Underworld USA, le dernier opus de James Ellroy, le pape du roman noir, met un point final à sa trilogie éponyme inaugurée quinze ans plus tôt avec American Tabloïd, suivi par American Death Trip en 2001. Dans cette trilogie, Ellroy a voulu explorer « les égouts de l’histoire américaine » ‘ ce sont ses propres termes ‘ entre la fin des années 1950 et le début des années 1970. Son dernier-né couvre la période qui va de 1968 à 1972, soit de l’assassinat de Robert Kennedy et de Martin Luther King au cambriolage du Watergate.
Impossible de résumer toutes les intrigues qui courent dans ce roman de près de 900 pages. Disons, pour en donner une idée très sommaire, qu’il s’agira pour l’un ou l’autre des principaux protagonistes ‘ trois hommes au passé chargé ‘ de mettre la main sur le butin d’un braquage survenu en 1964, de blanchir l’argent provenant de la vente de casinos appartenant à la mafia, de relocaliser les maisons de jeu dans une dictature de l’Amérique latine, d’infiltrer des groupuscules d’activistes noirs pour les discréditer et de retrouver des gauchistes en cavale. Au cœur de ces différentes intrigues grouille une nuée de personnages réels (Hoover, Nixon, Giancana, etc.) et fictifs : policiers pourris, agitateurs politiques douteux, exécuteurs à la petite semaine, racistes fanatisés, mafiosi en cheville avec le pouvoir, politiciens corrompus, passionarias de la Révolution déguisées en femmes fatales.

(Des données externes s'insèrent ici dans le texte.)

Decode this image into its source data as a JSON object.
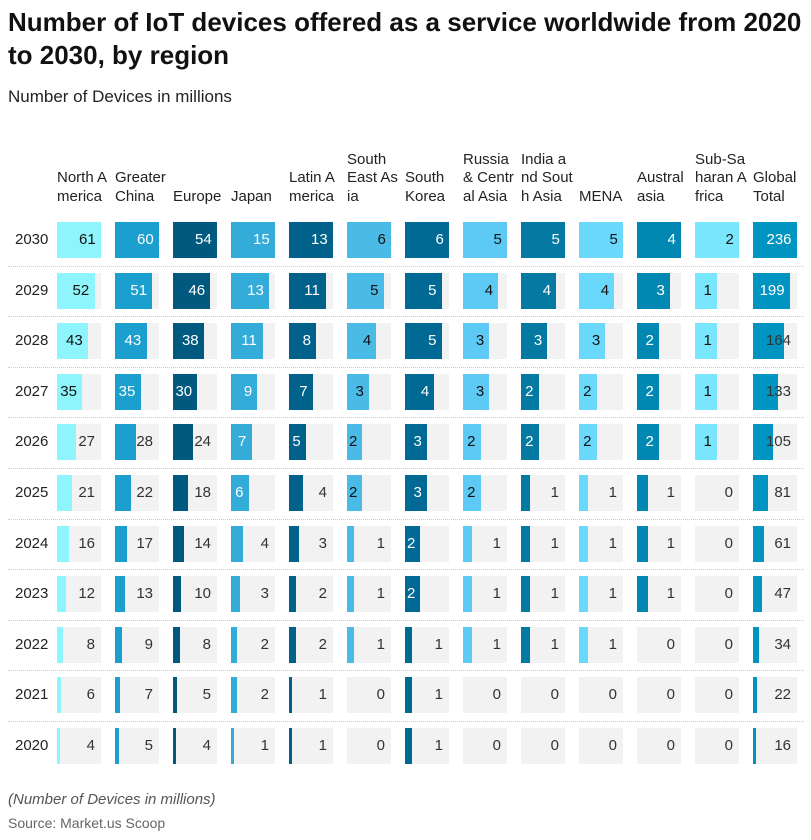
{
  "chart_data": {
    "type": "table",
    "title": "Number of IoT devices offered as a service worldwide from 2020 to 2030, by region",
    "subtitle": "Number of Devices in millions",
    "columns": [
      {
        "name": "North America",
        "color": "#8ef5fd",
        "light": true
      },
      {
        "name": "Greater China",
        "color": "#1a9fcf",
        "light": false
      },
      {
        "name": "Europe",
        "color": "#005a80",
        "light": false
      },
      {
        "name": "Japan",
        "color": "#33acd9",
        "light": false
      },
      {
        "name": "Latin America",
        "color": "#00628b",
        "light": false
      },
      {
        "name": "South East Asia",
        "color": "#4abbe6",
        "light": true
      },
      {
        "name": "South Korea",
        "color": "#006a94",
        "light": false
      },
      {
        "name": "Russia & Central Asia",
        "color": "#5ccaf5",
        "light": true
      },
      {
        "name": "India and South Asia",
        "color": "#047aa2",
        "light": false
      },
      {
        "name": "MENA",
        "color": "#6ad8fa",
        "light": true
      },
      {
        "name": "Australasia",
        "color": "#0088b3",
        "light": false
      },
      {
        "name": "Sub-Saharan Africa",
        "color": "#7ae6fd",
        "light": true
      },
      {
        "name": "Global Total",
        "color": "#0095c1",
        "light": false
      }
    ],
    "rows": [
      {
        "year": "2030",
        "values": [
          61,
          60,
          54,
          15,
          13,
          6,
          6,
          5,
          5,
          5,
          4,
          2,
          236
        ]
      },
      {
        "year": "2029",
        "values": [
          52,
          51,
          46,
          13,
          11,
          5,
          5,
          4,
          4,
          4,
          3,
          1,
          199
        ]
      },
      {
        "year": "2028",
        "values": [
          43,
          43,
          38,
          11,
          8,
          4,
          5,
          3,
          3,
          3,
          2,
          1,
          164
        ]
      },
      {
        "year": "2027",
        "values": [
          35,
          35,
          30,
          9,
          7,
          3,
          4,
          3,
          2,
          2,
          2,
          1,
          133
        ]
      },
      {
        "year": "2026",
        "values": [
          27,
          28,
          24,
          7,
          5,
          2,
          3,
          2,
          2,
          2,
          2,
          1,
          105
        ]
      },
      {
        "year": "2025",
        "values": [
          21,
          22,
          18,
          6,
          4,
          2,
          3,
          2,
          1,
          1,
          1,
          0,
          81
        ]
      },
      {
        "year": "2024",
        "values": [
          16,
          17,
          14,
          4,
          3,
          1,
          2,
          1,
          1,
          1,
          1,
          0,
          61
        ]
      },
      {
        "year": "2023",
        "values": [
          12,
          13,
          10,
          3,
          2,
          1,
          2,
          1,
          1,
          1,
          1,
          0,
          47
        ]
      },
      {
        "year": "2022",
        "values": [
          8,
          9,
          8,
          2,
          2,
          1,
          1,
          1,
          1,
          1,
          0,
          0,
          34
        ]
      },
      {
        "year": "2021",
        "values": [
          6,
          7,
          5,
          2,
          1,
          0,
          1,
          0,
          0,
          0,
          0,
          0,
          22
        ]
      },
      {
        "year": "2020",
        "values": [
          4,
          5,
          4,
          1,
          1,
          0,
          1,
          0,
          0,
          0,
          0,
          0,
          16
        ]
      }
    ],
    "footnote": "(Number of Devices in millions)",
    "source": "Source: Market.us Scoop"
  }
}
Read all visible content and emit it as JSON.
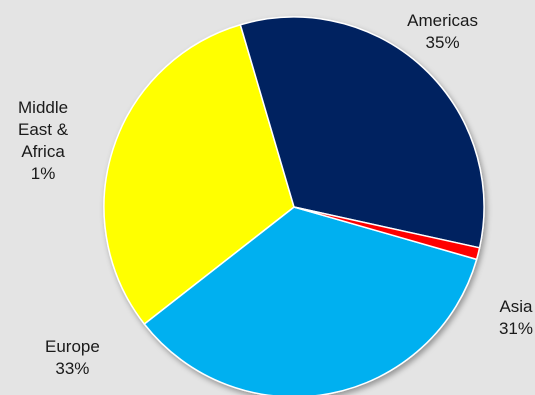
{
  "chart_data": {
    "type": "pie",
    "title": "",
    "start_angle_deg": 106,
    "direction": "clockwise",
    "slices": [
      {
        "label": "Americas",
        "value": 35,
        "value_label": "35%",
        "color": "#00b0f0"
      },
      {
        "label": "Asia",
        "value": 31,
        "value_label": "31%",
        "color": "#ffff00"
      },
      {
        "label": "Europe",
        "value": 33,
        "value_label": "33%",
        "color": "#002060"
      },
      {
        "label_lines": [
          "Middle",
          "East &",
          "Africa"
        ],
        "value": 1,
        "value_label": "1%",
        "color": "#ff0000"
      }
    ],
    "legend": "none",
    "slice_border_color": "#ffffff"
  }
}
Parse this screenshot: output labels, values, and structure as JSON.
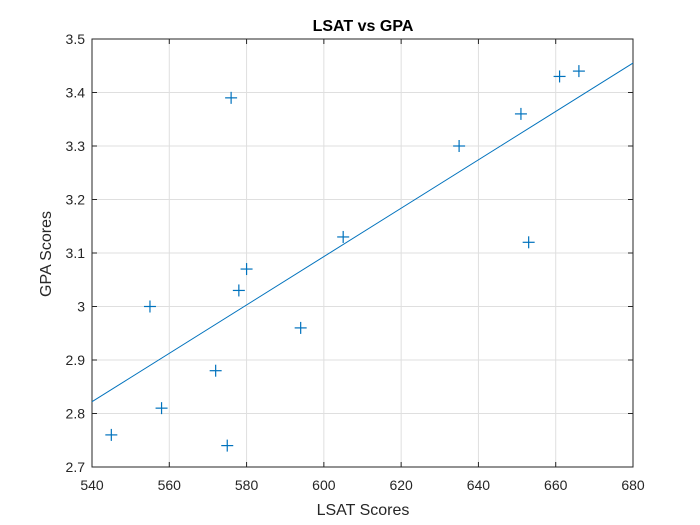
{
  "chart_data": {
    "type": "scatter",
    "title": "LSAT vs GPA",
    "xlabel": "LSAT Scores",
    "ylabel": "GPA Scores",
    "xlim": [
      540,
      680
    ],
    "ylim": [
      2.7,
      3.5
    ],
    "xticks": [
      540,
      560,
      580,
      600,
      620,
      640,
      660,
      680
    ],
    "yticks": [
      2.7,
      2.8,
      2.9,
      3.0,
      3.1,
      3.2,
      3.3,
      3.4,
      3.5
    ],
    "xtick_labels": [
      "540",
      "560",
      "580",
      "600",
      "620",
      "640",
      "660",
      "680"
    ],
    "ytick_labels": [
      "2.7",
      "2.8",
      "2.9",
      "3",
      "3.1",
      "3.2",
      "3.3",
      "3.4",
      "3.5"
    ],
    "grid": true,
    "marker": "+",
    "color": "#0072BD",
    "series": [
      {
        "points": [
          {
            "x": 545,
            "y": 2.76
          },
          {
            "x": 555,
            "y": 3.0
          },
          {
            "x": 558,
            "y": 2.81
          },
          {
            "x": 572,
            "y": 2.88
          },
          {
            "x": 575,
            "y": 2.74
          },
          {
            "x": 576,
            "y": 3.39
          },
          {
            "x": 578,
            "y": 3.03
          },
          {
            "x": 580,
            "y": 3.07
          },
          {
            "x": 594,
            "y": 2.96
          },
          {
            "x": 605,
            "y": 3.13
          },
          {
            "x": 635,
            "y": 3.3
          },
          {
            "x": 651,
            "y": 3.36
          },
          {
            "x": 653,
            "y": 3.12
          },
          {
            "x": 661,
            "y": 3.43
          },
          {
            "x": 666,
            "y": 3.44
          }
        ]
      }
    ],
    "fit_line": {
      "x": [
        540,
        680
      ],
      "y": [
        2.822,
        3.455
      ]
    }
  }
}
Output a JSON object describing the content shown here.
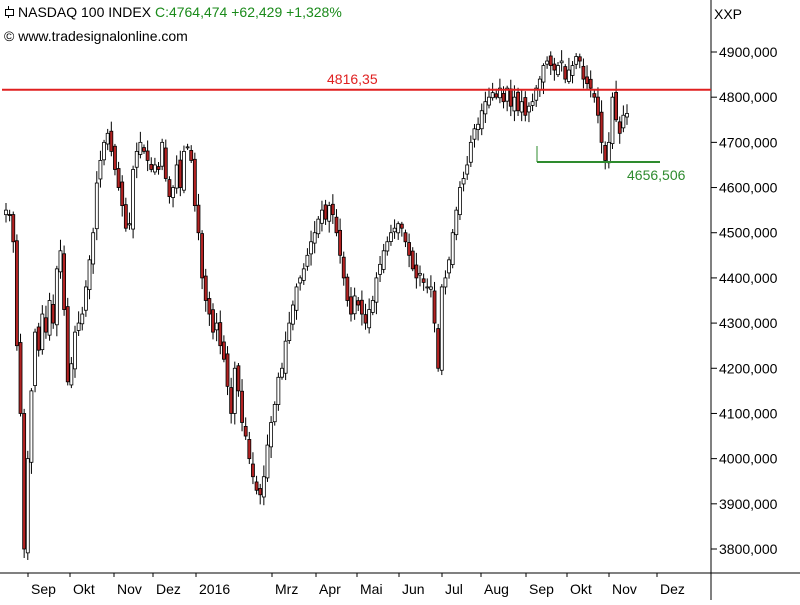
{
  "header": {
    "symbol_name": "NASDAQ 100 INDEX",
    "quote": "C:4764,474 +62,429 +1,328%",
    "source": "© www.tradesignalonline.com",
    "axis_code": "XXP",
    "icon": "candlestick-chart-icon"
  },
  "colors": {
    "up_body": "#ffffff",
    "down_body": "#b22222",
    "resistance": "#e02020",
    "support": "#2e8b2e",
    "quote_green": "#1a8a1a",
    "grid": "#000000"
  },
  "annotations": {
    "resistance_label": "4816,35",
    "support_label": "4656,506"
  },
  "chart_data": {
    "type": "candlestick",
    "title": "NASDAQ 100 INDEX",
    "ylabel": "",
    "xlabel": "",
    "ylim": [
      3760,
      4930
    ],
    "y_ticks": [
      3800,
      3900,
      4000,
      4100,
      4200,
      4300,
      4400,
      4500,
      4600,
      4700,
      4800,
      4900
    ],
    "y_tick_labels": [
      "3800,000",
      "3900,000",
      "4000,000",
      "4100,000",
      "4200,000",
      "4300,000",
      "4400,000",
      "4500,000",
      "4600,000",
      "4700,000",
      "4800,000",
      "4900,000"
    ],
    "x_tick_labels": [
      "Sep",
      "Okt",
      "Nov",
      "Dez",
      "2016",
      "Mrz",
      "Apr",
      "Mai",
      "Jun",
      "Jul",
      "Aug",
      "Sep",
      "Okt",
      "Nov",
      "Dez"
    ],
    "last_close": 4764.474,
    "horizontal_lines": [
      {
        "label": "4816,35",
        "value": 4816.35
      },
      {
        "label": "4656,506",
        "value": 4656.506
      }
    ],
    "close_path": [
      4550,
      4540,
      4480,
      4250,
      4100,
      3800,
      4000,
      4150,
      4280,
      4240,
      4320,
      4280,
      4350,
      4300,
      4420,
      4460,
      4330,
      4170,
      4210,
      4280,
      4300,
      4320,
      4380,
      4440,
      4500,
      4610,
      4660,
      4700,
      4720,
      4680,
      4640,
      4600,
      4560,
      4510,
      4520,
      4640,
      4680,
      4700,
      4680,
      4660,
      4640,
      4650,
      4640,
      4700,
      4620,
      4580,
      4600,
      4650,
      4600,
      4680,
      4690,
      4660,
      4560,
      4500,
      4400,
      4350,
      4320,
      4280,
      4300,
      4250,
      4220,
      4160,
      4100,
      4200,
      4150,
      4080,
      4050,
      4000,
      3960,
      3930,
      3920,
      3960,
      4030,
      4080,
      4120,
      4180,
      4200,
      4260,
      4300,
      4340,
      4380,
      4400,
      4420,
      4450,
      4480,
      4500,
      4530,
      4550,
      4530,
      4560,
      4540,
      4500,
      4450,
      4400,
      4350,
      4320,
      4360,
      4340,
      4320,
      4300,
      4330,
      4350,
      4400,
      4430,
      4460,
      4480,
      4500,
      4510,
      4520,
      4510,
      4480,
      4450,
      4420,
      4400,
      4410,
      4390,
      4380,
      4380,
      4300,
      4200,
      4380,
      4400,
      4440,
      4500,
      4550,
      4600,
      4620,
      4650,
      4700,
      4730,
      4740,
      4770,
      4790,
      4800,
      4810,
      4800,
      4820,
      4790,
      4820,
      4780,
      4800,
      4770,
      4790,
      4760,
      4780,
      4790,
      4820,
      4840,
      4870,
      4880,
      4870,
      4860,
      4870,
      4880,
      4840,
      4860,
      4870,
      4890,
      4880,
      4840,
      4830,
      4820,
      4800,
      4760,
      4700,
      4660,
      4700,
      4800,
      4750,
      4720,
      4760,
      4764
    ]
  }
}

Au final, que reste-t-il de cette virée dans un univers où les forces du mal et celles du bien jouent la même partie sanglante ? Si l’on reste admiratif devant l’art que démontre Ellroy dans l’élaboration des intrigues touffues et complexes jusqu’à s’y perdre, on n’est pas toujours convaincu par les personnages eux-mêmes. Non pas tant en raison des innombrables retournements et trahisons auxquels ils se livrent entre eux, mais en raison surtout de l’incohérence psychologique qui en résulte. Ici l’excès tue la vraisemblance. Plus lisible qu’American Death Trip, mais moins passionnant qu’American Tabloïd, Underworld USA n’est pas le chef-d’œuvre que certains ont annoncé. Pour renouer avec le grand Ellroy, peut être faudra-t-il attendre la suite de son autobiographie annoncée pour l’an prochain.